Bien évidemment, cet état de fait impacte la trame du roman et l’amour ne se présente plus comme un alibi ou une ruse littéraire utilisée dans un but socio-éducatif (comme l’implication des lecteurs dans un processus réflexif quelconque) ou esthétique mais comme un événement majeur qui va être l’instigateur d’un changement au niveau comportemental et cognitif chez les deux amoureux dans leur interaction et dans leur espace de l’entre-deux. Le « je » vise ici à faire du lecteur un co-auteur, et ce en le mettant dans un univers ouvert lui laissant des espaces de liberté pour la construction de sa propre pensée.
-Votre roman est-il actuellement disponible chez tous les libraires ?
-Il est édité, il y a quelques jours, et est déjà disponible chez bon nombre de libraires en Kabylie. Les autres libraires du pays seront pourvus dans les jours à venir. Je tiens à ce titre à exprimer mon soutien et ma gratitude pour Tira qui fait un travail inédit et formidable dans le domaine de l’édition en et sur tamazight. C’est pour moi un exemple à méditer pour faire avancer tamazight et, du coup, éviter un militantisme anachronique et résiduel qui démobilise et désenchante les masses.
-Vous êtes l’auteur de « Communiquer en français », sorti chez l’Odyssée en 2010, pourquoi le choix d’écrire en tamazight ce roman ?
-Pour être honnête, les notes qui ont servi à construire ce roman, je les ai écrites en français. C’est quand je me suis mis à le rédiger « au propre » que je me suis retrouvé en train de l’écrire en tamazight ! (rire) C’est venu spontanément, j’avais envie de m’exprimer en tamazight parce qu’il y a des choses que je ne peux exprimer fidèlement que dans ma langue maternelle. Ce n’est qu’en écrivant en kabyle que l’on peut appréhender, dans toute sa splendeur, la souffrance qu’exprime implicitement ces paroles de Jean Amrouche: « Je pense et j’écris en français, mais je pleure en kabyle ».
En écrivant dans ma langue maternelle, je n’ai besoin d’aucun intermédiaire pour exprimer mes pensées ou mes sentiments profonds. Je ne m’encombre d’aucune contrainte formelle inutile. Et ma seule communauté de référence demeure le lecteur amazighophone, aux aspirations duquel je tente de répondre.
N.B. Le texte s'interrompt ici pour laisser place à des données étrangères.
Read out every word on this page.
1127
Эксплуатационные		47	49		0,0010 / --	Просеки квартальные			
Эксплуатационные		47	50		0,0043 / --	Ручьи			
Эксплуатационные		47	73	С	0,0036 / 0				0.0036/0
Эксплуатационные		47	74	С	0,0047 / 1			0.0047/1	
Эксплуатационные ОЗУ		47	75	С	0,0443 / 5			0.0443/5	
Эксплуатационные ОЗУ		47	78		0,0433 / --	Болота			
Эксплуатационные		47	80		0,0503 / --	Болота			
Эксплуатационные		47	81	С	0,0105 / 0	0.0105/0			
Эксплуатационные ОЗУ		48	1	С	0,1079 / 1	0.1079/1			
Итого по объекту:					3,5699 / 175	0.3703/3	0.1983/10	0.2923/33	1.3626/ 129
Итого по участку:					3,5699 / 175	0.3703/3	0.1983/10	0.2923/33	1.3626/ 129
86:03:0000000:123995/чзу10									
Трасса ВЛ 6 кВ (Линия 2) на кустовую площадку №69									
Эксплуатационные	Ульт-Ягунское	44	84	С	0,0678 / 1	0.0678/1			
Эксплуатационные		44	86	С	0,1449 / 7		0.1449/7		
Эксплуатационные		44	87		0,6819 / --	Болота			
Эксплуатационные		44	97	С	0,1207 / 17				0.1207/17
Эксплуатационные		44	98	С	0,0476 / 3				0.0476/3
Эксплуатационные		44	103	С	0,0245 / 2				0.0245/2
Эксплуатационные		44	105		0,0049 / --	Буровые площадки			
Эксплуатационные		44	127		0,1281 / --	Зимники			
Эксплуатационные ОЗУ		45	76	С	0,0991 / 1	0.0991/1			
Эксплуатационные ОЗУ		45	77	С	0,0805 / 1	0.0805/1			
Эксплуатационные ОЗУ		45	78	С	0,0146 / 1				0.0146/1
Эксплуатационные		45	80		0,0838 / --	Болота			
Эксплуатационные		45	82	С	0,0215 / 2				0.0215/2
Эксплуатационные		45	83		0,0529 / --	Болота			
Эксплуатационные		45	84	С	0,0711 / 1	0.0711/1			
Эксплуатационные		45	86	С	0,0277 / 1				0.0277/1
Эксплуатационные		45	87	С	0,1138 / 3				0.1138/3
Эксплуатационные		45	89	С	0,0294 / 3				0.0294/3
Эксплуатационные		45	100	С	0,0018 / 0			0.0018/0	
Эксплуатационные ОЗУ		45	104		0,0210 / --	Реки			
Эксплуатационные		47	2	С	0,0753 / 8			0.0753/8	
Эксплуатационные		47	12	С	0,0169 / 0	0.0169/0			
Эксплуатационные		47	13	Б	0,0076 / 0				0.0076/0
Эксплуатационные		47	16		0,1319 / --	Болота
-Vous êtes-vous contenté du vocabulaire kabyle courant ou avez-vous recouru aux néologismes pour écrire ce roman ?
-C’est une question pertinente ! L’histoire de ce roman se déroule à Alger et la ville est l’espace où, dans toutes les langues, prolifèrent les néologismes. Cependant, les années d’expérience dans l’enseignement de tamazight m’ont appris à faire preuve de modération et d’une certaine prudence dans l’utilisation des néologismes. Je présume que mon roman est accessible à tout kabylophone sachant déchiffrer les lettres latines utilisées pour transcrire tamazight.
Par ailleurs, « la langue appartient à celui qui la viole, pas à celui qui la caresse », comme le dit si bien Kateb Yacine. Nous parlons tous, en tant que kabyles, une seule et même langue mais chacun dispose de son idiolecte et d’une vision du monde plus ou moins différente de celle de ses compatriotes. Dans chaque roman, on retrouve donc une touche propre à son auteur. Un autre avantage : en tamazight, on écrit sans se poser s’interroger si ça se dit comme cela ou pas quand on veut utiliser un mot ou une phrase ; on est l’académie de soi-même. On ressent une grande liberté en se disant que c’est ma langue et j’en fais ce que je veux !
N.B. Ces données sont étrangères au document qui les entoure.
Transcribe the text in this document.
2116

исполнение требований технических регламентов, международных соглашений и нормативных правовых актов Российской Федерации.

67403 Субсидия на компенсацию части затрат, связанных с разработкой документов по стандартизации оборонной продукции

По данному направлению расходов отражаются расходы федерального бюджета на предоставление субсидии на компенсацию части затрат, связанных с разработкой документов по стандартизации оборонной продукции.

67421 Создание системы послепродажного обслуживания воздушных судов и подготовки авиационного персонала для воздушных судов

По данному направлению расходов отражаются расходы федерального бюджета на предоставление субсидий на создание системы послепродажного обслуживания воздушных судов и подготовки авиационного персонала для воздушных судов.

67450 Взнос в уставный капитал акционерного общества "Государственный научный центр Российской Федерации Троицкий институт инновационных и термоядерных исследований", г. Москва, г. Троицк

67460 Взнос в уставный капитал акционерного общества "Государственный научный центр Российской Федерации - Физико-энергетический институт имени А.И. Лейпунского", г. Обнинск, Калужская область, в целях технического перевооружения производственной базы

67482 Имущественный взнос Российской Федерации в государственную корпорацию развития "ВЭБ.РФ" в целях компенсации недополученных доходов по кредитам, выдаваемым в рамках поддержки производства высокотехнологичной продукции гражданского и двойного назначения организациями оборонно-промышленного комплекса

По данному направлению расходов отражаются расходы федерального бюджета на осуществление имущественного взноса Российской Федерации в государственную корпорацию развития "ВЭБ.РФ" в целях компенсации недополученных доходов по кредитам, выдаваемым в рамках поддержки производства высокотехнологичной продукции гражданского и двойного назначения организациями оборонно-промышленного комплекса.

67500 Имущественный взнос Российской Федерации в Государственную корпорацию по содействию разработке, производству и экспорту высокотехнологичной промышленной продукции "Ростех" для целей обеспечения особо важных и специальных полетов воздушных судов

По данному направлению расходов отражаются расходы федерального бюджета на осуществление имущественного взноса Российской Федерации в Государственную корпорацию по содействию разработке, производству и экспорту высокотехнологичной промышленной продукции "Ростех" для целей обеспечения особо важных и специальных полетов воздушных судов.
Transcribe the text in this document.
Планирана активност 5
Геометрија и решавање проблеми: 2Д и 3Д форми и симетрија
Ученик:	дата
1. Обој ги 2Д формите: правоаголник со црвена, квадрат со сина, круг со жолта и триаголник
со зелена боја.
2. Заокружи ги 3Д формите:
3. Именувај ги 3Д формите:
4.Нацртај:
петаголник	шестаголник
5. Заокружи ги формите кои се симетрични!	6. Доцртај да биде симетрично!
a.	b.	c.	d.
-Qu’avez-vous à dire pour conclure ?
-Le premier roman d’expression amazighe que j’ai lu est Id d Wass d’Amar Mezdad. Je me suis alors demandé si ce chef-d’œuvre de littérature amazighe était écrit dans une langue autre que la langue dans laquelle il est ressenti et pensé. J’imagine tout le travestissement qu’il aurait subi. J’étais, à cette époque, étudiant à l’université de Béjaia et cela a totalement bouleversé ma pensé.